I had some shirts printed and noticed that the 50/50 blend t-shirts have a dull print. in particular the jerzees 50/50 the blacks look almost grey. so I am wondering if i get my shirts printed on 100% cotton (beefy t) will the print come out more vibrant in color? or could it be that the printer (printing co.) needs different inks..etc.( i dont know to much about the dtg process i mostly just see the results)...


can some one give me some insite?


----------



## 4thNGoal (May 1, 2008)

I noticed the same thing when I printed on 50/50 (navy blue). 100% cotton is MUCH better. I think that part of the issue is that the ink is not absorbed into the fiber as well with 50/50, as a result you have to use less ink, or it will splatter when it is cured. When we print we are able to choose different print modes that lay down different amounts of ink. When I print on 100% cotton, I will use an underbase (white) mode of 1440. On 50/50 that is too much ink (especially if I am going to put color on top of that), so I am forced to use 1/2 as much ink with a 720 mode.

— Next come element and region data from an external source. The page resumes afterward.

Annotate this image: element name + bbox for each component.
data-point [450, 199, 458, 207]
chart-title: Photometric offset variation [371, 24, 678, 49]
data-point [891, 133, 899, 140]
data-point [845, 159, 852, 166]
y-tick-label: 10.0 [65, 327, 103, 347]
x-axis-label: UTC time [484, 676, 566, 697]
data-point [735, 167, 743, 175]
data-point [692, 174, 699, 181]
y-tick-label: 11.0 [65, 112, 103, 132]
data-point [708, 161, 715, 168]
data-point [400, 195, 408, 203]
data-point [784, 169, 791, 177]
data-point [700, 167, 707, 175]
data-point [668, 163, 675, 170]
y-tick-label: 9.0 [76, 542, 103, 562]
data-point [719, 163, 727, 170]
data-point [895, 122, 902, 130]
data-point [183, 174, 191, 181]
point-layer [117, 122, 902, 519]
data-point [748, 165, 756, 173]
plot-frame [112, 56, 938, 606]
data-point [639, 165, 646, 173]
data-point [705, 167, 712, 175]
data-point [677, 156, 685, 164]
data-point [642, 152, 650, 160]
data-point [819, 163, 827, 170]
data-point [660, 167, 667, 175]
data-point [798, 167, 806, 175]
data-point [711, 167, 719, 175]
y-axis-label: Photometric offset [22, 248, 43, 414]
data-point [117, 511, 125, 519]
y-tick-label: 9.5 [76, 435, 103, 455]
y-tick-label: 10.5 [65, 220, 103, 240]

Switch to 100% cotton and you'll love the difference.


----------



## colin7 (Sep 25, 2007)

100% cotton is definitely best and is/should be recommended by who ever sold you the equipment


----------



## DAGuide (Oct 2, 2006)

Any natural fibers (i.e. cotton, bamboo,...) will tend to print better than any synthetic fibers (i.e. polyester, nylon,...). In some cases, the use of pretreatment may help the print look better on a synthetic fabric.


----------



## csquared (Sep 8, 2006)

Shirts that I have printed with success are
-Bamboo - these shirts behave a lot like cotton.
-95/5 cotton/spandex - prints very well and holds the print after wash, I think the spandex helps with the fibrillation.


----------



## treadhead (Jul 26, 2006)

Yep...100% cotton works best. However, I've noticed that I notice a bigger difference on pretreated darker shirts vs. lighet non-pretreated shirts.


----------



## Printzilla (Mar 22, 2007)

Current trends in the marketplace are moving in the direction to allow printing on 100% polyester. There are some posts here on the forum with pictures of printed polyester.


----------



## FJV11 (Oct 15, 2007)

The colors loose their edge a little quicker on the 50/50s but the fiber problem that you get with a lot of 100% cotton shirts isn't as bad with the 50/50s. Either way I think a lot has to do with the brand of shirt and how you're washing/curing it.


----------



## BML Builder (Jul 8, 2008)

We use 100% cotton most of the time. We have done some 50/50 but most of the inks are made for cotton so they do not usually hold up as well on the 50/50. I have heard of the push for inks to be more versatile on the other fabrics. I have seen where YoDan has been able to print some really nice prints on 100% polyester. I think in the near future you will see more capabilities to print on different fabrics a lot more easily.


----------